ばら色の

「蕾をみっつ採って頂戴」
 羞らうような薄紅の彩を刷いた、淡い黄薔薇を一輪持ってアナイレが言った。
 フィナルフィンは長い夢から覚めたかのごとく一つ瞬いた。
「蕾を?」
「そうよ。みっつ」
「君の花と合わせるの」
「ええ。マエズロスに贈るんだもの。――あたくしたちから」
 あえかな紅。とろける黄色の花弁。
 フィナルフィンは撫でるかたちに露を転がし、蕾を手にする。
 ほら、お嬢様。差し出すと、アナイレは髪からリボンを引き抜いて、くるくると花を結んだ。
「素敵な“ばら色”」
「……私が怒られる気がする」
 あら。アナイレは逆らえない笑みを唇に乗せる。
「怒るわけないわ。フィンゴンが届けるんだもの」
 さあ、渡してきて頂戴。フィナルフィンは肩をすくめて花束を受け取る。

 午後のあたたかい光を身に纏うように、風のそよぎに似た足取りでフィンゴンが戻ってきた。
 マエズロスは枕に顔をうずめて、ふう、と小さく息をつく。横を向いて、ゆったりと目を開けて、ゆるりと閉じて。瞬きを繰り返す。

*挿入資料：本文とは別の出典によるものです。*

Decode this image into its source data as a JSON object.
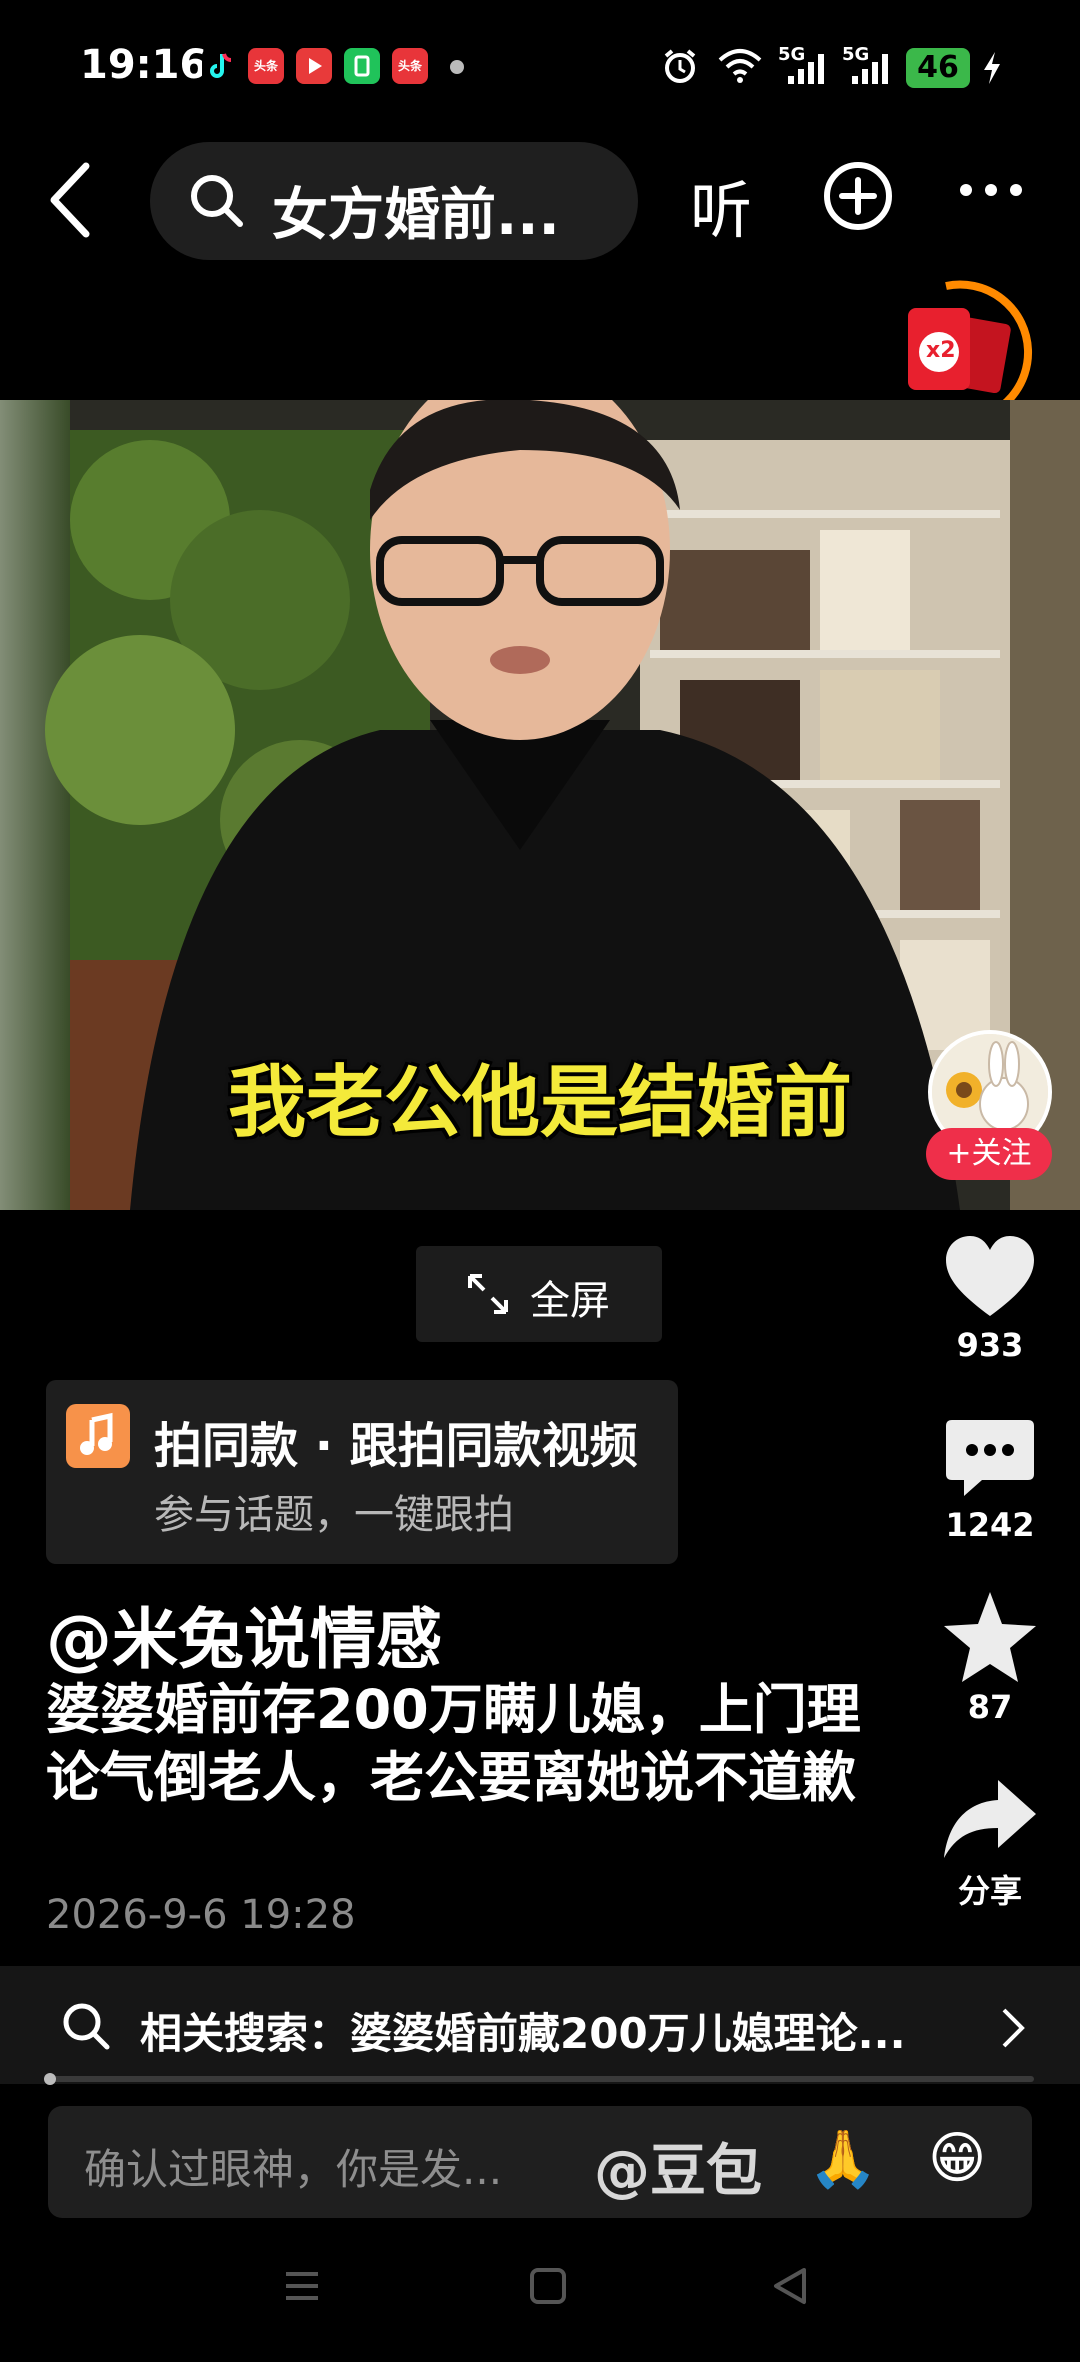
{
  "status_bar": {
    "time": "19:16",
    "app_icons": [
      {
        "name": "tiktok-icon",
        "color": "#000000"
      },
      {
        "name": "toutiao-icon",
        "label": "头条",
        "color": "#e8353a"
      },
      {
        "name": "video-app-icon",
        "color": "#e83a3a"
      },
      {
        "name": "green-app-icon",
        "color": "#20c35a"
      },
      {
        "name": "toutiao-lite-icon",
        "label": "头条",
        "color": "#e8353a"
      }
    ],
    "network_1": "5G",
    "network_2": "5G",
    "battery": "46"
  },
  "top_nav": {
    "search_query": "女方婚前...",
    "listen_label": "听"
  },
  "red_packet": {
    "multiplier": "x2"
  },
  "video": {
    "caption": "我老公他是结婚前"
  },
  "actions": {
    "follow_label": "+关注",
    "like_count": "933",
    "comment_count": "1242",
    "favorite_count": "87",
    "share_label": "分享"
  },
  "fullscreen_label": "全屏",
  "shoot_card": {
    "title": "拍同款 · 跟拍同款视频",
    "subtitle": "参与话题，一键跟拍"
  },
  "post": {
    "author": "@米兔说情感",
    "description": "婆婆婚前存200万瞒儿媳，上门理论气倒老人，老公要离她说不道歉",
    "date": "2026-9-6 19:28"
  },
  "related_search": {
    "text": "相关搜索：婆婆婚前藏200万儿媳理论..."
  },
  "comment_bar": {
    "placeholder": "确认过眼神，你是发...",
    "mention": "@豆包",
    "emoji_1": "🙏",
    "emoji_2": "😁"
  },
  "colors": {
    "accent_red": "#ef2f4a",
    "caption_yellow": "#f4ea3a",
    "music_orange": "#f7924a"
  }
}
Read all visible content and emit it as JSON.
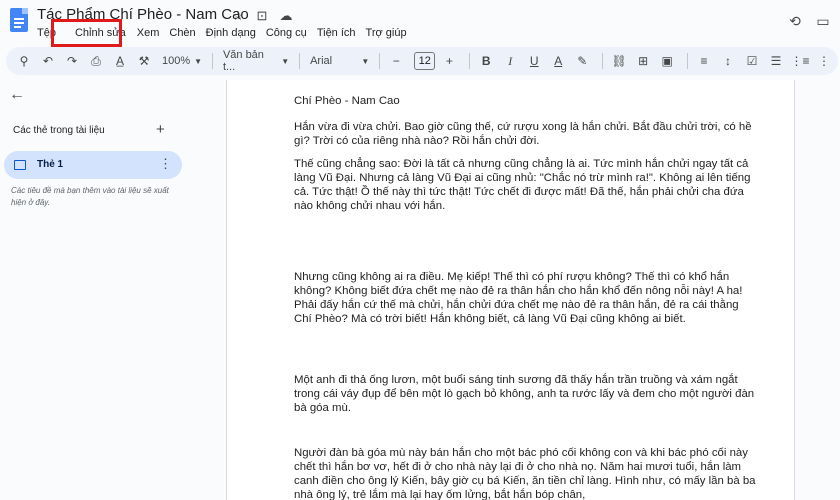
{
  "title": "Tác Phẩm Chí Phèo -  Nam Cao",
  "title_icons": [
    "☆",
    "⊡",
    "☁"
  ],
  "menu": [
    "Tệp",
    "Chỉnh sửa",
    "Xem",
    "Chèn",
    "Định dạng",
    "Công cụ",
    "Tiện ích",
    "Trợ giúp"
  ],
  "right_icons": [
    "⟲",
    "▭"
  ],
  "toolbar": {
    "search": "⚲",
    "undo": "↶",
    "redo": "↷",
    "print": "⎙",
    "spellcheck": "A̲",
    "paint_format": "⚒",
    "zoom": "100%",
    "style": "Văn bản t...",
    "font": "Arial",
    "minus": "−",
    "size": "12",
    "plus": "+",
    "bold": "B",
    "italic": "I",
    "underline": "U",
    "text_color": "A",
    "highlight": "✎",
    "link": "⛓",
    "comment": "⊞",
    "image": "▣",
    "align": "≡",
    "line_spacing": "↕",
    "checklist": "☑",
    "bullets": "☰",
    "numbered": "⋮≡",
    "more": "⋮"
  },
  "sidebar": {
    "back": "←",
    "heading": "Các thẻ trong tài liệu",
    "add": "+",
    "tab_label": "Thẻ 1",
    "tab_menu": "⋮",
    "hint": "Các tiêu đề mà bạn thêm vào tài liệu sẽ xuất hiện ở đây."
  },
  "document": {
    "title_line": "Chí Phèo -  Nam Cao",
    "paragraphs": [
      "Hắn vừa đi vừa chửi. Bao giờ cũng thế, cứ rượu xong là hắn chửi. Bắt đầu chửi trời, có hề gì? Trời có của riêng nhà nào? Rồi hắn chửi đời.",
      "Thế cũng chẳng sao: Đời là tất cả nhưng cũng chẳng là ai. Tức mình hắn chửi ngay tất cả làng Vũ Đại. Nhưng cả làng Vũ Đại ai cũng nhủ: \"Chắc nó trừ mình ra!\". Không ai lên tiếng cả. Tức thật! Ồ thế này thì tức thật! Tức chết đi được mất! Đã thế, hắn phải chửi cha đứa nào không chửi nhau với hắn.",
      "Nhưng cũng không ai ra điều. Mẹ kiếp! Thế thì có phí rượu không? Thế thì có khổ hắn không? Không biết đứa chết mẹ nào đẻ ra thân hắn cho hắn khổ đến nông nỗi này! A ha! Phải đấy hắn cứ thế mà chửi, hắn chửi đứa chết mẹ nào đẻ ra thân hắn, đẻ ra cái thằng Chí Phèo? Mà có trời biết! Hắn không biết, cả làng Vũ Đại cũng không ai biết.",
      "Một anh đi thả ống lươn, một buổi sáng tinh sương đã thấy hắn trần truồng và xám ngắt trong cái váy đụp để bên một lò gạch bỏ không, anh ta rước lấy và đem cho một người đàn bà góa mù.",
      "Người đàn bà góa mù này bán hắn cho một bác phó cối không con và khi bác phó cối này chết thì hắn bơ vơ, hết đi ở cho nhà này lại đi ở cho nhà nọ. Năm hai mươi tuổi, hắn làm canh điền cho ông lý Kiến, bây giờ cụ bá Kiến, ăn tiền chỉ làng. Hình như, có mấy lần bà ba nhà ông lý, trẻ lắm mà lại hay ốm lửng, bắt hắn bóp chân,"
    ]
  }
}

 額のあたりにぬくもり。見上げると、フィンゴンが何だか妙な顔をして花束を見せてきた。
「、なんだ?」
「わかんないけど、あんたに」
 身を起こすとフィンゴンは傍らに腰かけて、ん、と花束を突き出した。不満気に口がとがるのに、マエズロスは笑みを抑えきれない。
「誰から?」
 花弁の円みを撫でて尋ねると、フィンゴンは明らかに拗ねた声音でこう言った。
「母上と叔父上から」
 贈り主を告げるとマエズロスは少し稚い笑みで、ふぅん、と言った。
 ほのかに色づいた頬と、光に透ける睫毛の陰。明るい午後の光を浴びて、花と同じ色に見える。
「蕾がみっつ。花がひとつ」
 ちらりと目線をくれる。フィンゴンは息を呑む。
「 “あのことは永遠に秘密”――どのことだろう」
「……たくさん、あるだろ」
「どうかな」
 指先でマエズロスは花弁を撫で、微笑むように香りを吸い込んで、物柔らかな溜息をついた。
「おれが知らないことはたくさん、」
「おまえしか、」
 マエズロスは咲き誇る花弁を一枚つまみとると、ひどく赤い舌を出して唇を舐めた。
「知らないこともある」
 花弁の色。唇に消えるその酩酊したばら色の、――
 今は雪花石膏の白い指先が、花の色に染まる時を知っている。食んだ花弁と同じ色の肌の味を、知っている。
「苦いな」
 わらったその唇を吸うと、確かに苦さが広がった。そして薔薇のものではない香気。
 花束が落ちる。蕾は澄まして口をつぐみ、開いた花はしどけなく午後の光に濡れていた。